No nos sorprenden las opciones que Francisco hace en este terreno, toda vez que supo señalar alguna vez como su obra pictórica preferida la «Crucifixión blanca», de Chagall. Para explicar la admisión de tales engendros, como de tantísimos otros objetos adscriptos al culto en tantas diócesis, la hipótesis del mero mal gusto de los artistas comisionados y de los pastores comisionarios nos resulta demasiado ingenua. Acá se debe hablar de algo más dramático, como de una sutil enfermedad del espíritu que halla su complacencia en corromper el culto mediante guiños, una oblicua y estudiada forma de profanación que, por lo reiterada, ya constituye un síntoma, un "signo de los tiempos".

No formulamos exigencias de esteticista. Bien sabemos que el preciosismo aísla artificialmente a la belleza de la verdad y el bien, y cómo la procesión del ens al pulchrum no se cumple sin las transiciones necesarias. Más bien sería de notar, con tantos y tales ejemplos, cuánto la exploración de la fealdad -«las profundidades de Satán» es expresión escriturística adecuada- sea la actitud más consecuente con la apostasía, secreta o manifiesta que ésta sea. En estos asuntos, se sabe, hay amplio margen opinable, hay gustos y hay escuelas de la más variada sensibilidad que hacen de la imaginería de lo sacro algo como un vergel en el que las formas y los colores, no que los mismo aromas, sean muchos y en apacible convivencia. No estamos en el monocultivo, exigido por la bolsa de cereales. Pero hay una disposición eurítmica que lo gobierna todo, y la fealdad cabe sólo como falla y accidente, y no como premisa y disrupción.

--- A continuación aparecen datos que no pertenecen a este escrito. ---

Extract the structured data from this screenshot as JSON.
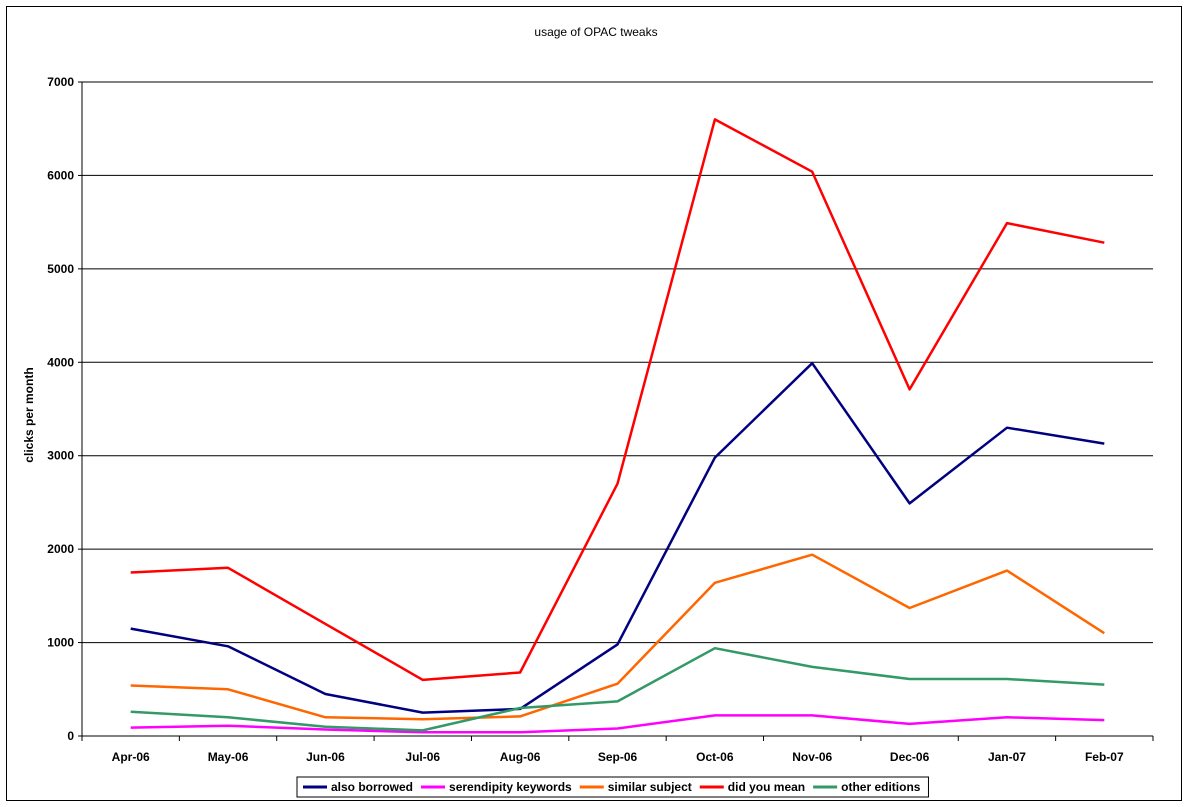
{
  "chart_data": {
    "type": "line",
    "title": "usage of OPAC tweaks",
    "xlabel": "",
    "ylabel": "clicks per month",
    "ylim": [
      0,
      7000
    ],
    "yticks": [
      0,
      1000,
      2000,
      3000,
      4000,
      5000,
      6000,
      7000
    ],
    "grid": true,
    "legend_position": "bottom",
    "categories": [
      "Apr-06",
      "May-06",
      "Jun-06",
      "Jul-06",
      "Aug-06",
      "Sep-06",
      "Oct-06",
      "Nov-06",
      "Dec-06",
      "Jan-07",
      "Feb-07"
    ],
    "series": [
      {
        "name": "also borrowed",
        "color": "#000080",
        "values": [
          1150,
          960,
          450,
          250,
          290,
          980,
          2980,
          3990,
          2490,
          3300,
          3130
        ]
      },
      {
        "name": "serendipity keywords",
        "color": "#ff00ff",
        "values": [
          90,
          110,
          70,
          40,
          40,
          80,
          220,
          220,
          130,
          200,
          170
        ]
      },
      {
        "name": "similar subject",
        "color": "#ff6600",
        "values": [
          540,
          500,
          200,
          180,
          210,
          560,
          1640,
          1940,
          1370,
          1770,
          1100
        ]
      },
      {
        "name": "did you mean",
        "color": "#ff0000",
        "values": [
          1750,
          1800,
          1200,
          600,
          680,
          2700,
          6600,
          6040,
          3710,
          5490,
          5280
        ]
      },
      {
        "name": "other editions",
        "color": "#339966",
        "values": [
          260,
          200,
          100,
          60,
          300,
          370,
          940,
          740,
          610,
          610,
          550
        ]
      }
    ]
  }
}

Muy oportunamente, a propósito de la reposición de la llamada «férula de Scorzelli», Francesco Colafemmina reprodujo en su blogue el decreto del Santo Oficio condenando una serie de catorce dibujos del artista belga Albert Servaes representantes una Vía Crucis «transida de un fuerte pathos y una constante deformación de los cuerpos en su expresión de extremo dolor». Así, el 23 de febrero de 1921, los Inquisidores Generales en asuntos de fe y costumbres declararon sin ambages que

Imagines sacras cuiusdam novae scholae pictoricae (se refiere al expresionismo, y en particular a las obras antedichas) prohiberi ipso iure, ideoque statim removendas esse ab Ecclesiis, Oratoriis, etc., in quibus forte expositae inveniantur.

Pero la Iglesia ya no condena, y a esta nueva disposición abierta al mundo le debemos, entre otras bondades, el asalto de nuestros templos por estas oleadas de bobismo y de feísmo listas a sepultar la piedad  bajo una ingente mole de estiércol.



P.S. : Como alternativa a bobismo y feísmo, tertium quid que sería injusto soslayar, debemos mentar el «insignificantismo», es decir, esa corriente pictórica que hace un timbre de honor de la aversión a la figura, como el abstract art. Pero para exponer sobre esta auténtica nimiedad -para la que la política de austeridad inaugurada por Francisco no omitió derogar 2.8 millones de euros en el pabellón del Vaticano en la Bienal de Venecia-, tendríamos que cederle la palabra al cardenal Ravasi, presidente del Consejo Pontificio de la Cultura.